You should be aware of the following points when using the
      FEDERATED storage engine:
    
          FEDERATED tables may be replicated to other
          slaves, but you must ensure that the slave servers are able to
          use the user/password combination that is defined in the
          CONNECTION string (or the row in the
          mysql.servers table) to connect to the
          remote server.
        
      The following items indicate features that the
      FEDERATED storage engine does and does not
      support:
    
The remote server must be a MySQL server.
          The remote table that a FEDERATED table
          points to must exist before you try to
          access the table through the FEDERATED
          table.
        
          It is possible for one FEDERATED table to
          point to another, but you must be careful not to create a
          loop.
        
          A FEDERATED table does not support indexes
          per se. Because access to the table is handled remotely, it is
          the remote table that supports the indexes. Care should be
          taken when creating a FEDERATED table since
          the index definition from an equivalent
          MyISAM or other table may not be supported.
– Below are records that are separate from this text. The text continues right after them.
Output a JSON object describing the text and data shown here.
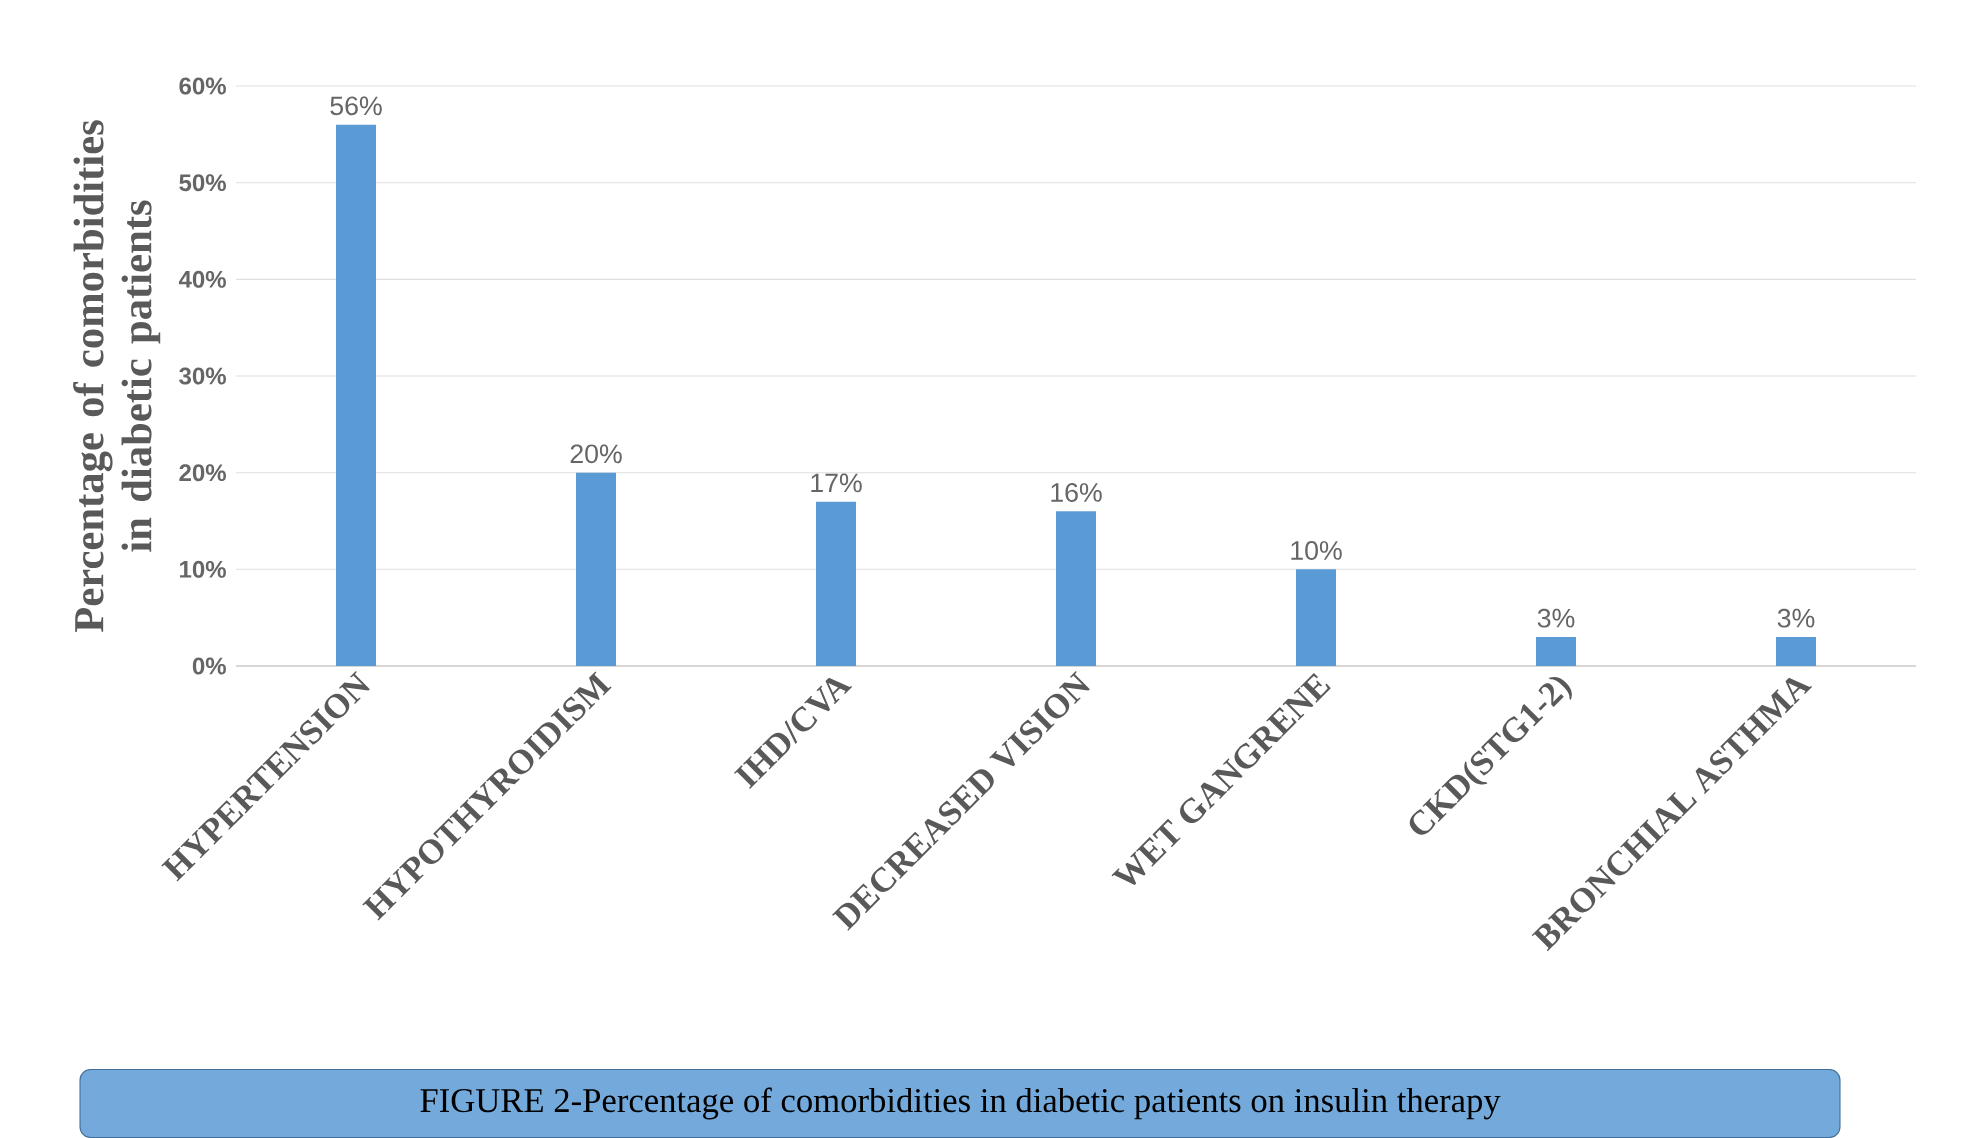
{
  "chart_data": {
    "type": "bar",
    "ylabel": "Percentage of comorbidities in diabetic patients",
    "categories": [
      "HYPERTENSION",
      "HYPOTHYROIDISM",
      "IHD/CVA",
      "DECREASED VISION",
      "WET GANGRENE",
      "CKD(STG1-2)",
      "BRONCHIAL ASTHMA"
    ],
    "values": [
      56,
      20,
      17,
      16,
      10,
      3,
      3
    ],
    "value_labels": [
      "56%",
      "20%",
      "17%",
      "16%",
      "10%",
      "3%",
      "3%"
    ],
    "color": "#5b9bd5",
    "ylim": [
      0,
      60
    ],
    "yticks": [
      {
        "value": 0,
        "label": "0%"
      },
      {
        "value": 10,
        "label": "10%"
      },
      {
        "value": 20,
        "label": "20%"
      },
      {
        "value": 30,
        "label": "30%"
      },
      {
        "value": 40,
        "label": "40%"
      },
      {
        "value": 50,
        "label": "50%"
      },
      {
        "value": 60,
        "label": "60%"
      }
    ],
    "grid": "y",
    "annotations": [
      "FIGURE 2-Percentage of comorbidities in diabetic patients on insulin therapy"
    ]
  }
}
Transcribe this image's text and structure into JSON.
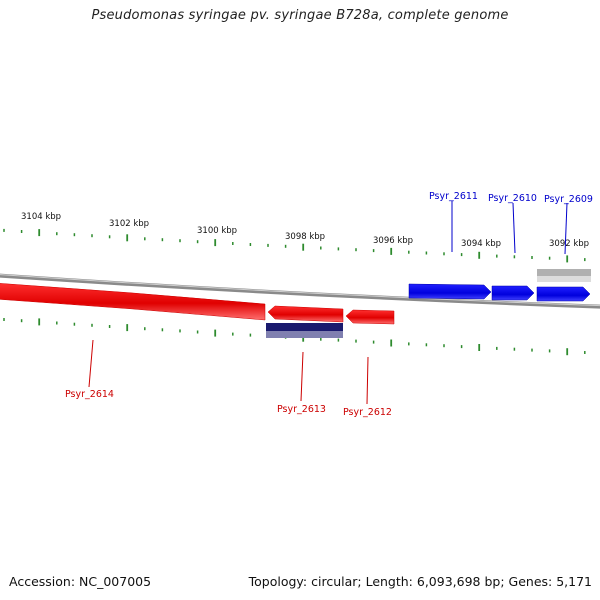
{
  "title": "Pseudomonas syringae pv. syringae B728a, complete genome",
  "footer": {
    "accession": "Accession: NC_007005",
    "summary": "Topology: circular; Length: 6,093,698 bp; Genes: 5,171"
  },
  "colors": {
    "forward": "#0000ee",
    "reverse": "#ee0000",
    "tick": "#2e8b2e",
    "backbone": "#808080",
    "navy": "#1a1a6e",
    "grey_feature": "#b0b0b0"
  },
  "scale_labels": [
    {
      "text": "3104 kbp",
      "kbp": 3104
    },
    {
      "text": "3102 kbp",
      "kbp": 3102
    },
    {
      "text": "3100 kbp",
      "kbp": 3100
    },
    {
      "text": "3098 kbp",
      "kbp": 3098
    },
    {
      "text": "3096 kbp",
      "kbp": 3096
    },
    {
      "text": "3094 kbp",
      "kbp": 3094
    },
    {
      "text": "3092 kbp",
      "kbp": 3092
    }
  ],
  "genes": [
    {
      "name": "Psyr_2609",
      "strand": "forward"
    },
    {
      "name": "Psyr_2610",
      "strand": "forward"
    },
    {
      "name": "Psyr_2611",
      "strand": "forward"
    },
    {
      "name": "Psyr_2612",
      "strand": "reverse"
    },
    {
      "name": "Psyr_2613",
      "strand": "reverse"
    },
    {
      "name": "Psyr_2614",
      "strand": "reverse"
    }
  ]
}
          For example, creating a FEDERATED table
          with an index prefix on
          VARCHAR,
          TEXT or
          BLOB columns will fail. The
          following definition in MyISAM is valid:
        
CREATE TABLE `T1`(`A` VARCHAR(100),UNIQUE KEY(`A`(30))) ENGINE=MYISAM;
          The key prefix in this example is incompatible with the
          FEDERATED engine, and the equivalent
          statement will fail:
        
CREATE TABLE `T1`(`A` VARCHAR(100),UNIQUE KEY(`A`(30))) ENGINE=FEDERATED CONNECTION='MYSQL://127.0.0.1:3306/TEST/T1';
If possible, you should try to separate the column and index definition when creating tables on both the remote server and the local server to avoid these index issues.
          Internally, the implementation uses
          SELECT,
          INSERT,
          UPDATE, and
          DELETE, but not
          HANDLER.
        
          The FEDERATED storage engine supports
          SELECT,
          INSERT,
          UPDATE,
          DELETE,
          TRUNCATE TABLE, and indexes. It
          does not support ALTER TABLE,
          or any Data Definition Language statements that directly
          affect the structure of the table, other than
          DROP TABLE. The current
          implementation does not use prepared statements.
          
        
          FEDERATED accepts
          INSERT
          ... ON DUPLICATE KEY UPDATE statements, but if a
          duplicate-key violation occurs, the statement fails with an
          error.
        
          Performance on a FEDERATED table when
          performing bulk inserts (for example, on a
          INSERT INTO ...
          SELECT ... statement) is slower than with other
          table types because each selected row is treated as an
          individual INSERT statement on
          the FEDERATED table.
        
Transactions are not supported.
          FEDERATED performs bulk-insert handling
          such that multiple rows are sent to the remote table in a
          batch. This provides a performance improvement and enables the
          remote table to perform improvement. Also, if the remote table
          is transactional, it enables the remote storage engine to
          perform statement rollback properly should an error occur.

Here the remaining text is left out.